Lucas found that the rate for CVD is 5-fold higher than the risk before 1996. The incidence of both coronary heart disease and stroke appear to be higher than expected from a US population of similar age, race, and sex, and higher than rates in the Hopkins cohort prior to 1996. The use of protease inhibitors was weakly associated with CVD, there did not appear to be ant specific protease inhibitor associated with CVD.
Lucas offered these caveats regarding his study. These results were found in his urban clinic. The associations found in this study for CVD were more strong for more classical risk factors than between anti-retroviral drug use. Selection biases may occur because this study is not randomized and certain therapies may have been selected for certain patients based on patient or family background. We would need comprehensive data on known CVD risk factors such as cigarette smoking, lipoproiein levels which would be important to include when assessing the effect of antiretroviral drugs. Lucas concluded that heart disease and stroke appear to be occurring at an increased rate than would be expected in his Johns Hopkins Cohort.
P Hsue (University of California, San Francisco General Hospital) reported her study "Increased Atherosclerosis Progression in Patients with HIV: The Rols of Traditional and Immunologic Factors". The objectives of this study were to measure carotid IMT in a cohort of adult patients with HIV, to identify clinical and laboratory predictors of carotid artery IMT in adults with HIV, and to measure the rate of IMT progression over 1 year in a subset of patients. This is an ongoing clinic-based cohort study evaluating long-term outcomes of treatment (SCOPE Study). Subjects in SCOPE were not selected based on metabolic or cardiovascular risk factors. In the Currier study individuals with certain risk factors (family history, diabetes, etc) were eliminated from the study I guess in an attempt to evaluate the effect of HAART and HIV on IMT compared to HIV-negative individuals.
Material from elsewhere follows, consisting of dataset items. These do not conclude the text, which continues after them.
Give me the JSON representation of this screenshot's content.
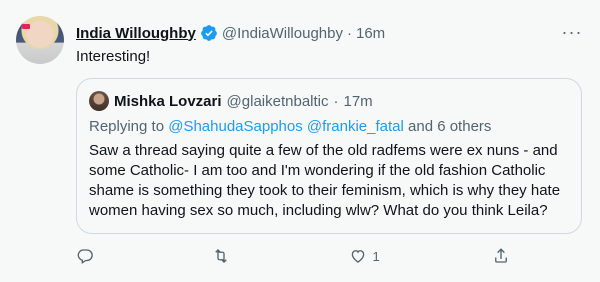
{
  "tweet": {
    "display_name": "India Willoughby",
    "handle": "@IndiaWilloughby",
    "separator": "·",
    "time": "16m",
    "text": "Interesting!",
    "more_label": "···"
  },
  "quote": {
    "display_name": "Mishka Lovzari",
    "handle": "@glaiketnbaltic",
    "separator": "·",
    "time": "17m",
    "replying_prefix": "Replying to",
    "replying_users": "@ShahudaSapphos @frankie_fatal",
    "replying_suffix": "and 6 others",
    "text": "Saw a thread saying quite a few of the old radfems were ex nuns - and some Catholic- I am too and I'm wondering if the old fashion Catholic shame is something they took to their feminism, which is why they hate women having sex so much, including wlw? What do you think Leila?"
  },
  "actions": {
    "reply": {
      "icon": "reply-icon",
      "count": ""
    },
    "retweet": {
      "icon": "retweet-icon",
      "count": ""
    },
    "like": {
      "icon": "heart-icon",
      "count": "1"
    },
    "share": {
      "icon": "share-icon",
      "count": ""
    }
  },
  "colors": {
    "background": "#f7f9f9",
    "accent": "#1d9bf0",
    "muted": "#536471",
    "border": "#cfd9de"
  }
}
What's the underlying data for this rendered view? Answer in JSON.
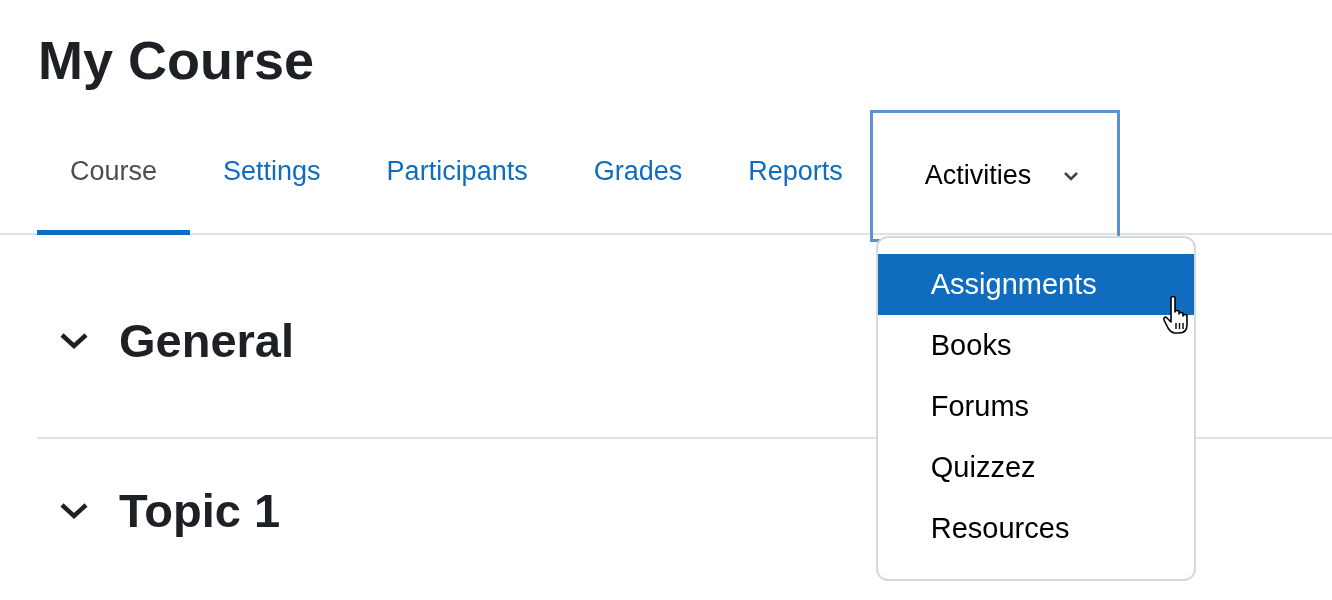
{
  "page_title": "My Course",
  "tabs": [
    {
      "label": "Course",
      "selected": true,
      "kind": "link"
    },
    {
      "label": "Settings",
      "selected": false,
      "kind": "link"
    },
    {
      "label": "Participants",
      "selected": false,
      "kind": "link"
    },
    {
      "label": "Grades",
      "selected": false,
      "kind": "link"
    },
    {
      "label": "Reports",
      "selected": false,
      "kind": "link"
    },
    {
      "label": "Activities",
      "selected": false,
      "kind": "dropdown",
      "focused": true,
      "expanded": true,
      "menu": [
        {
          "label": "Assignments",
          "selected": true
        },
        {
          "label": "Books",
          "selected": false
        },
        {
          "label": "Forums",
          "selected": false
        },
        {
          "label": "Quizzez",
          "selected": false
        },
        {
          "label": "Resources",
          "selected": false
        }
      ]
    }
  ],
  "sections": [
    {
      "title": "General",
      "expanded": true
    },
    {
      "title": "Topic 1",
      "expanded": true
    }
  ]
}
The following are measured annually in this longitudinal ongoing cohort: fasting LDL-C, HDL-C, TG, hs C-reactive protein, lp(a), fibrogen, anthropometry (waist to hip ratio), carotid artery IMT.
In this study Hsue I think used the average of 12 measurements of IMT of 6 preselected sites of the artery while in the Currier study they are looking at one specific site in the artery. In my discussions at the conference I was not able to discern if one procedure was better than the other. I heard mixed opinions, one researcher felt the 12 segment approach might be better and others felt there would be no difference.
There were 106 subjects in this study; average age was 44; 83% men; duration oh HIV-infection 11 yrs; 82% had PI exposure with average 4 yrs of duration; 58% had cigarette smoking; 25% hypertension; 7% diabetes. Average CD4 count was 354; CD4 nadir 100; HDL 40 mg/dl; LDL 104 mg/dl; TG 225 mg/dl; Hs CRP 1.75 mg/dl; LP(a) 13 mg/dl. The mean baseline IMT was significantly higher than expected in these patients than those in the large ARIC study of HIV negative males average age 45, which used a similar measurement technique (0.9 +/- 0.3 mm vs 0.61 mm).
Predictors of baseline IMT in multi-variate analysis: age (p<0.001), LDL cholesterol (p=0.018), hypertension (p=0.008), and nadir CD4 count <200 (p=0.003). Non-predictors were: duration oh HIV-infection, HIV RNA level, current CD4 count, HDL-C, TG, C-reactive protein, fibrogen, Lp(a).
22 PATIENTS SHOWED IMT PROGRESSION
The average age was 44 years; 21 were men; median duration of HIV-infection was 11 years; 20/22 on a PI-based regimen (median duration of PI therapy 4 years; CAD risk factors: tobacco use (8); hypertension (9); diabetes (1).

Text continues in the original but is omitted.